If one sane individual possessed a weapon in either the building or the dorm where the murders took place, we might be talking about 3 or 4 unfortunate deaths instead of 32. But the sane and rule abiding were not allowed to arm and protect themselves. However, the mentally disturbed Cho Seuing-Hui was - simply by complying with one law (in buying the weapon), while completely ignoring another (using a weapon) on a campus with what apparently was an unenforceable state prohibition.

Sadly, the innocent could have been well-armed.

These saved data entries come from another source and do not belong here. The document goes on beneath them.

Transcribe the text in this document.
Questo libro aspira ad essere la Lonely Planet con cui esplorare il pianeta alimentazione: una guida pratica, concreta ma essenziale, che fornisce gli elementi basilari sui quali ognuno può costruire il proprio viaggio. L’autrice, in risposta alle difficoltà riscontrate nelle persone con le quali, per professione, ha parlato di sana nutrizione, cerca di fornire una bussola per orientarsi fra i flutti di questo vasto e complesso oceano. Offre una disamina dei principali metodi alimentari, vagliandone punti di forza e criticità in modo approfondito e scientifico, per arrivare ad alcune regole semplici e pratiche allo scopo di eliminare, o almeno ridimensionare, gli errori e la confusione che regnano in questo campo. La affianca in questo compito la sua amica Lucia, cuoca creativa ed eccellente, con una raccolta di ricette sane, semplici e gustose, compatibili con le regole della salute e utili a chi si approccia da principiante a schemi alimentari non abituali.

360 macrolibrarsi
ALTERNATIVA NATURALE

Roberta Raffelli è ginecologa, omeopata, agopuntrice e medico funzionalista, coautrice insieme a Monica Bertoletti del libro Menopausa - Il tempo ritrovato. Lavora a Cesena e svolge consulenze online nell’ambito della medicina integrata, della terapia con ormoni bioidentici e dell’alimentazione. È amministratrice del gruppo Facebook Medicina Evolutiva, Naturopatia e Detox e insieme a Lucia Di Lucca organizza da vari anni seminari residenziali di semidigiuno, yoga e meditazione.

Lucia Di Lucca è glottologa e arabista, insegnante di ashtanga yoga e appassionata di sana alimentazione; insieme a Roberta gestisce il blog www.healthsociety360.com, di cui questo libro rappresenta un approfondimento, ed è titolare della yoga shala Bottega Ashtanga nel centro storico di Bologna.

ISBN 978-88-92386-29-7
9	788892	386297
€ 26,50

The Virginia General Assembly had the opportunity to repeal this ridiculous law last year, but HB1572 didn’t make it out of committee in the Virginia House of Delegates.

Were there warning signs that Cho was about to implode? Probably not. You can’t stop the dangerous from causing harm if you don’t know who they are. Which makes arming the responsible and well regulated (which historically means, the well trained - i.e. those who can shoot straight) all the more important. The advocation of gun control is an emotionally charged position that results in bad public policy.

Feeling safe is not the same as being safe. If the wholesale failure of the laws in such a high profile tragedy doesn’t convince you of that, I’m afraid nothing will.